Voor dit onderzoek maakten wij een gestandaardiseerde vergelijking van relevante ESOP-regelingen. Die rangschikten wij conform de ESOP-ranking van Not Optional, een initiatief van Index Ventures en Europese Founders dat het belang van optieregelingen benadrukt om de Europese startuploof met de VS te dichten.
De ESOP-regelingen worden o.a. beoordeeld op totale belastingdruk, timing van de belasting en ‘breedte’ van de regeling. Nederland scoort laag (plek 22 van 25) en uit onze vergelijking blijkt ook dat de totale belastingdruk relatief hoog is (dus de ESOP-opbrengst laag) terwijl het liquiditeitsrisico juist aanzienlijk is. Dit komt doordat Nederland als enige het conversievoordeel volledig als loon belast, zonder koppeling aan een liquiditeitsgebeurtenis en tegen het hoogste tarief van de vergeleken landen. Daarmee ontstaat er een hoge voorfinancieringslast tegenover een beperkte opbrengst:

2. Uit een externe casus blijkt ook dat de Risk/Reward Ratio
van de Nederlandse regeling ongunstig vergelijkt.

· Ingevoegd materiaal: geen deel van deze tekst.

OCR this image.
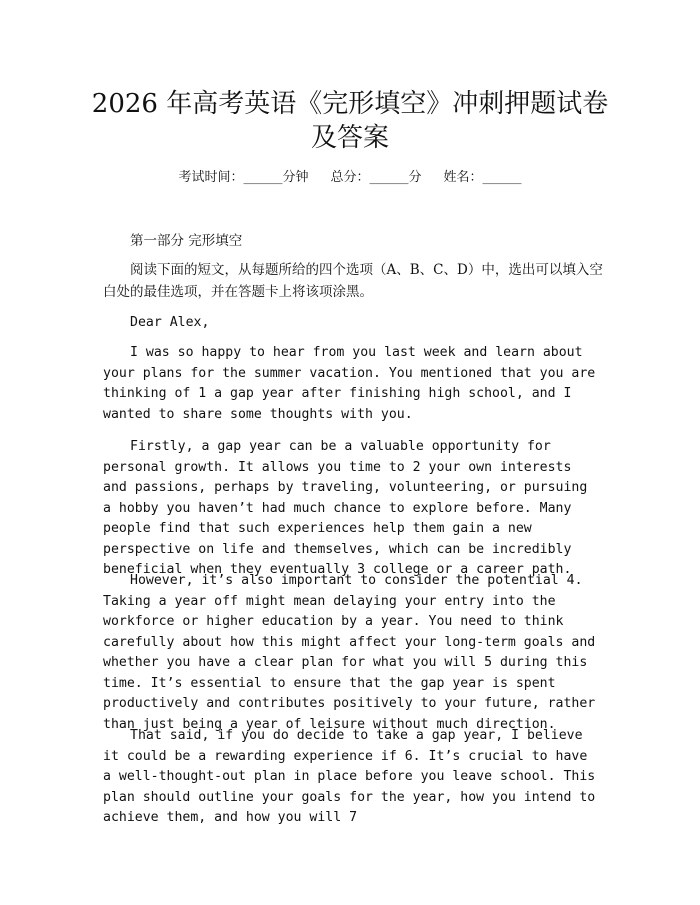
2026 年高考英语《完形填空》冲刺押题试卷
及答案
考试时间：______分钟 总分：______分 姓名：______

第一部分 完形填空

阅读下面的短文，从每题所给的四个选项（A、B、C、D）中，选出可以填入空白处的最佳选项，并在答题卡上将该项涂黑。

Dear Alex,

I was so happy to hear from you last week and learn about your plans for the summer vacation. You mentioned that you are thinking of 1 a gap year after finishing high school, and I wanted to share some thoughts with you.

Firstly, a gap year can be a valuable opportunity for personal growth. It allows you time to 2 your own interests and passions, perhaps by traveling, volunteering, or pursuing a hobby you haven’t had much chance to explore before. Many people find that such experiences help them gain a new perspective on life and themselves, which can be incredibly beneficial when they eventually 3 college or a career path.

However, it’s also important to consider the potential 4. Taking a year off might mean delaying your entry into the workforce or higher education by a year. You need to think carefully about how this might affect your long-term goals and whether you have a clear plan for what you will 5 during this time. It’s essential to ensure that the gap year is spent productively and contributes positively to your future, rather than just being a year of leisure without much direction.

That said, if you do decide to take a gap year, I believe it could be a rewarding experience if 6. It’s crucial to have a well-thought-out plan in place before you leave school. This plan should outline your goals for the year, how you intend to achieve them, and how you will 7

We zijn uitgegaan van de externe casus ‘Josien’ [bron: Ministerie van Financiën]; zij verkrijgt in Jaar 0 opties op 10% van de aandelen. met een uitoefenprijs gelijk aan de marktwaarde op dat moment. In jaar 2 volgt uitoefening, in Jaar 5 worden de aandelen verhandelbaar en in Jaar 7 volgt verkoop.
We vergeleken deze voor Nederland, Duitsland, Frankrijk, de VS en het VK en concluderen dat ook ‘op casusniveau’ zowel de belastinglast als de voorfinanciering het hoogst zijn in Nederland, omdat het conversievoordeel onverkort als loon wordt belast waarbij de belasting betaalbaar is zelfs zonder verkoop.

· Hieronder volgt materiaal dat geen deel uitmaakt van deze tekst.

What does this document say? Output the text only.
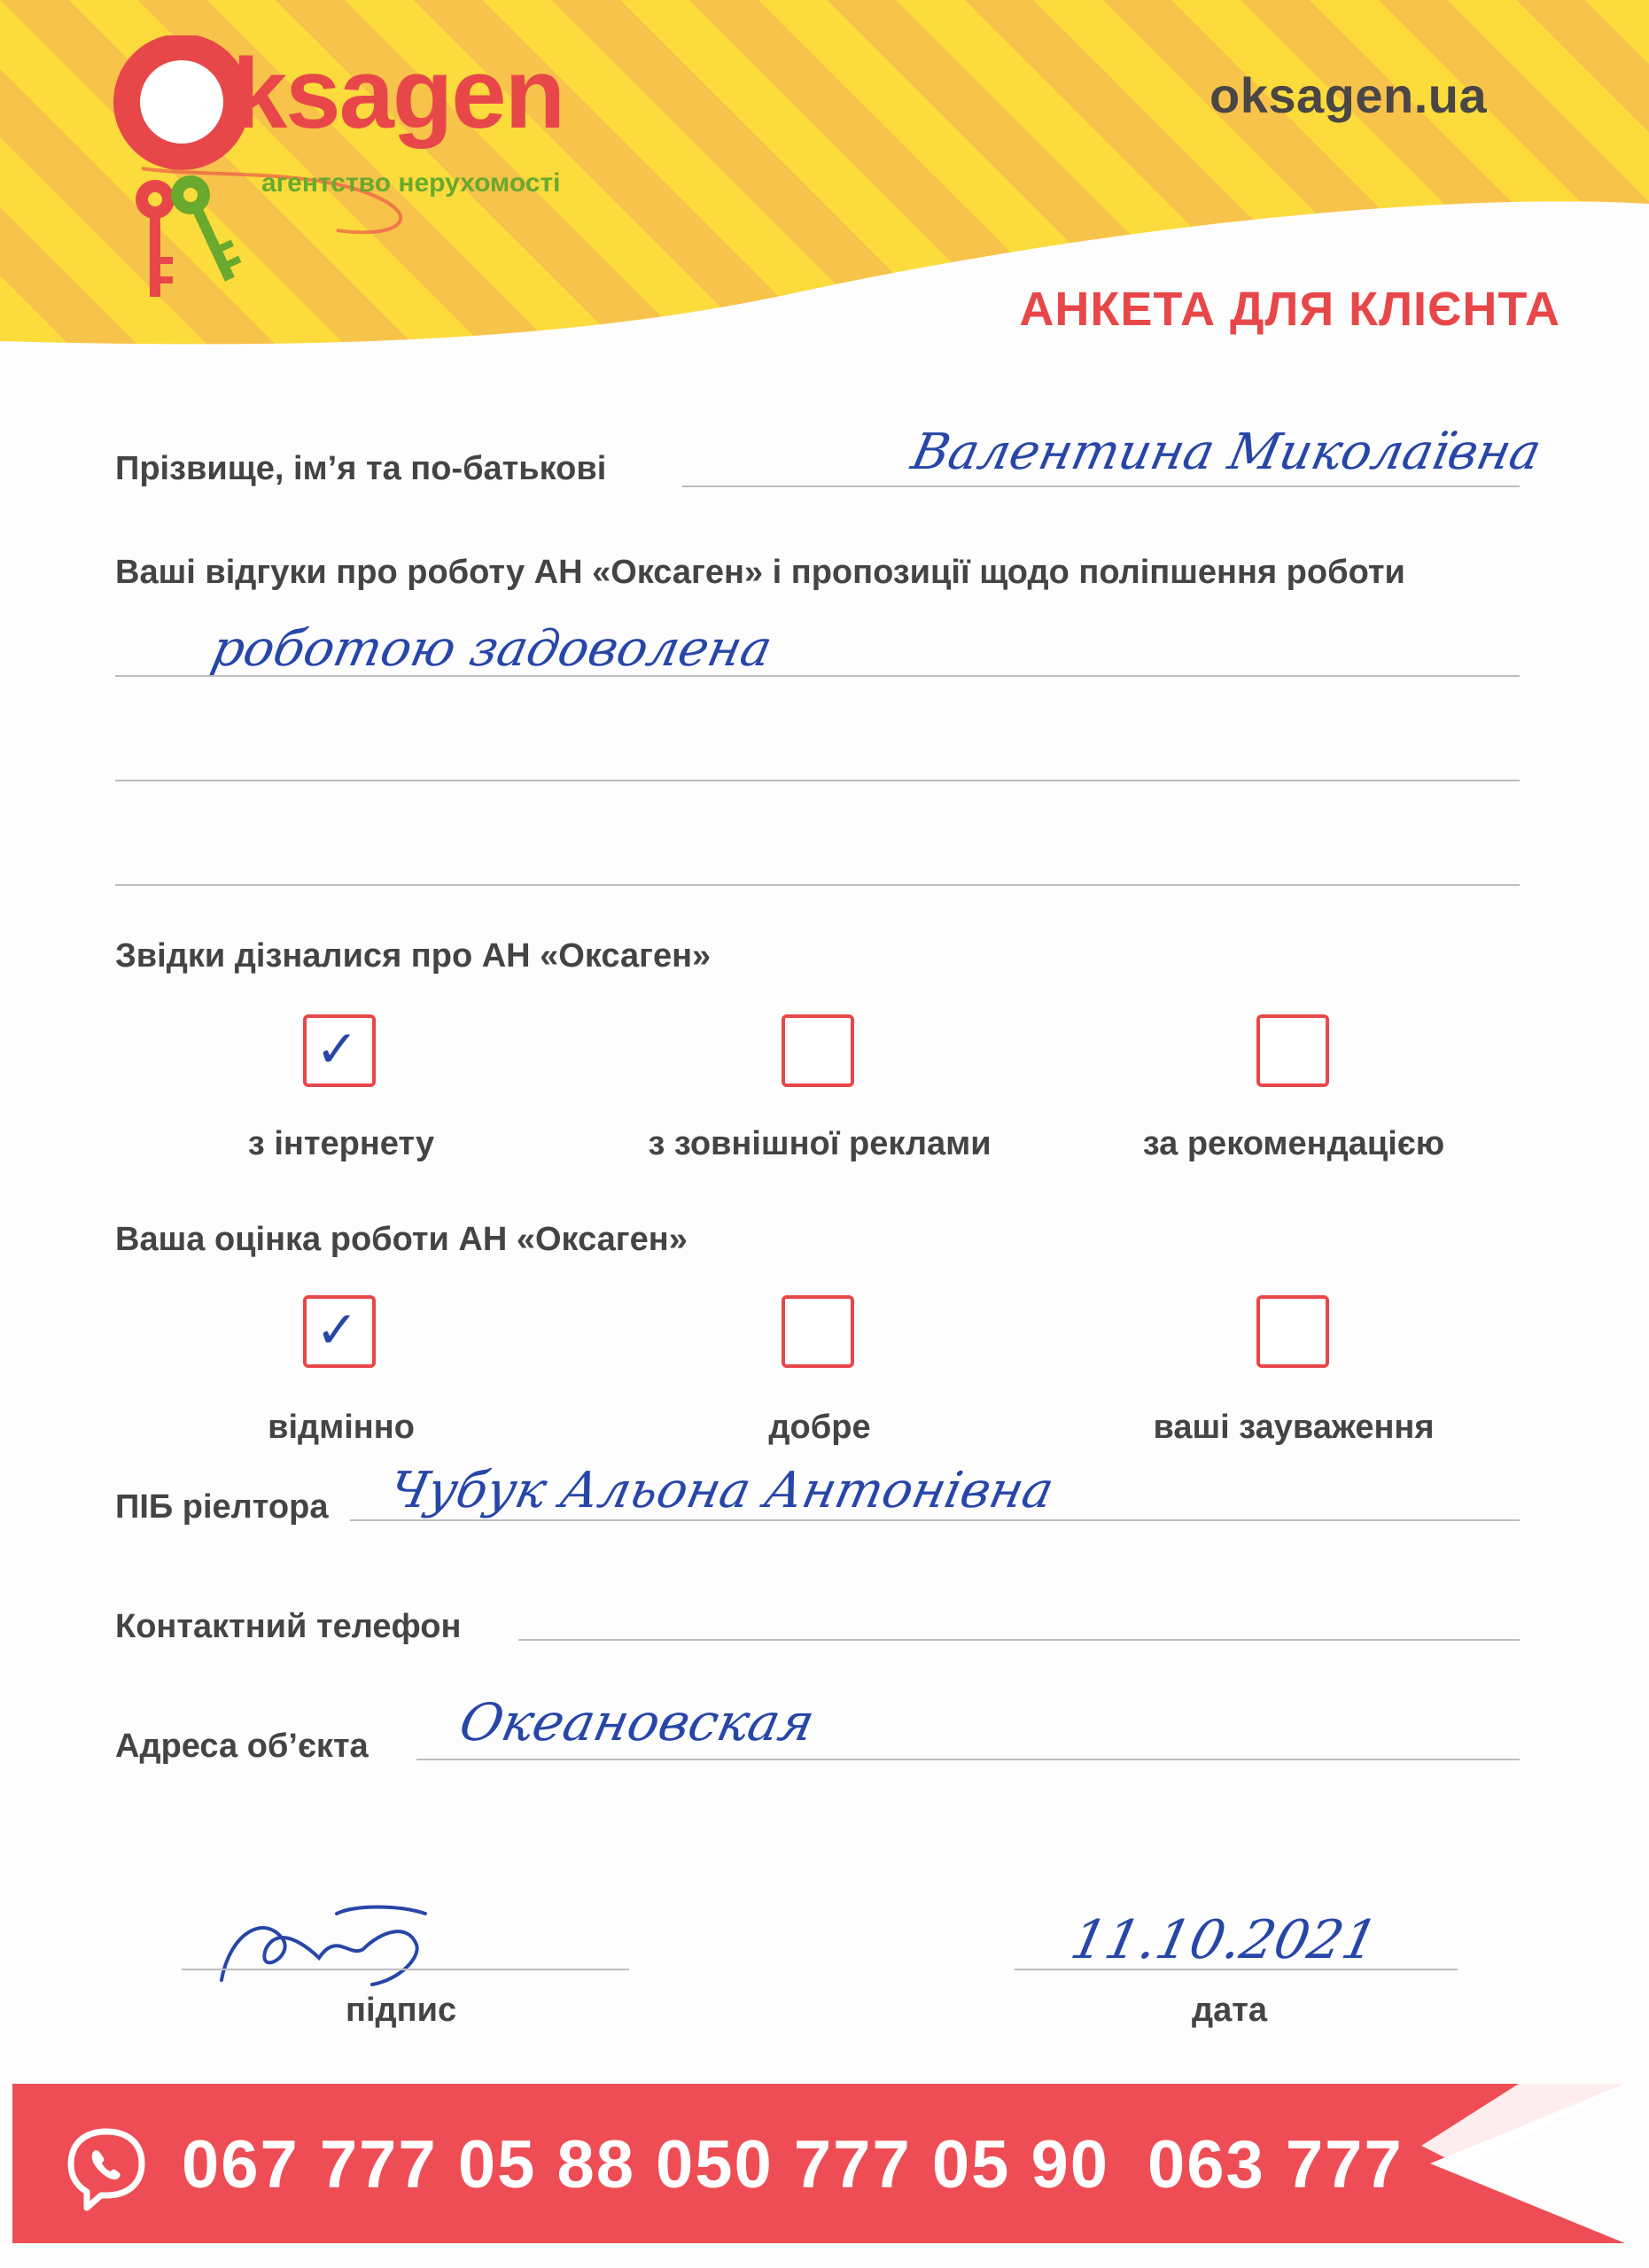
ksagen
агентство нерухомості
oksagen.ua
АНКЕТА ДЛЯ КЛІЄНТА
Прізвище, ім’я та по-батькові	Валентина Миколаївна
Ваші відгуки про роботу АН «Оксаген» і пропозиції щодо поліпшення роботи
роботою задоволена
Звідки дізналися про АН «Оксаген»
✓
з інтернету	з зовнішної реклами	за рекомендацією
Ваша оцінка роботи АН «Оксаген»
✓
відмінно	добре	ваші зауваження
ПІБ ріелтора Чубук Альона Антонівна
Контактний телефон
Адреса об’єкта Океановская
підпис
11.10.2021
дата
067 777 05 88 050 777 05 90 063 777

Dit leidt tot een lage netto-opbrengst [Reward] en hoog liquiditeitsrisico [Risk]. Wanneer we de aldus berekende ‘Reward’ door het gelopen ‘Risk’ delen, is Josien’s R/R onder de huidige systematiek in totaal 124% (3,12% per jaar). Duitsland scoort met 446% als één na laagste, en het VK met 585% het hoogste. Met (een regeling zoals) ‘Fiche C06’ zou de belastinglast dalen en de betaling uitgesteld worden, en zouden onze regeling en R/R beter worden, en meer aansluiten op internationale standaarden:

3. Een fiscale regeling blijkt een effectief middel om medewerkersparticipatie aan te jagen.
Uit internationaal onderzoek blijkt dat er een correlatie bestaat tussen de ‘breedte en diepte’ van regelgeving [X-as] en de mate van medewerkerseigendom in een land [Y-as]. Een fiscale ESOP-regeling die meer aansluit bij de internationale standaard zou daarom de toegang tot talent en kapitaal, en daarmee het startupklimaat verbeteren:

4. Aanbeveling
Gezien de unieke nadelen van de Nederlandse startupregeling, is het aanbevelenswaardig om ‘Fiche C06’ nader uit te werken, in lijn met de aangenomen Motie Van Eijk [12 november 2024]. Dit zou inhouden dat ESOP-conversie ‘gematigd belast’ wordt en dat betaling wordt uitgesteld tot een moment van verkoop of uitdienst-treding in plaats van een eerder gelegen non-cash event. Dit kan bijvoorbeeld door [1] het tarief op conversie te maximeren op het lage Box 1-tarief en vervolgens uitstel van betaling te verlenen tot verkoop, en/of [2] door ESOPs specifiek vrij te stellen in Box 1 en als ‘Soort-AB’ te behandelen met de uitoefenprijs als verkrijgingsprijs.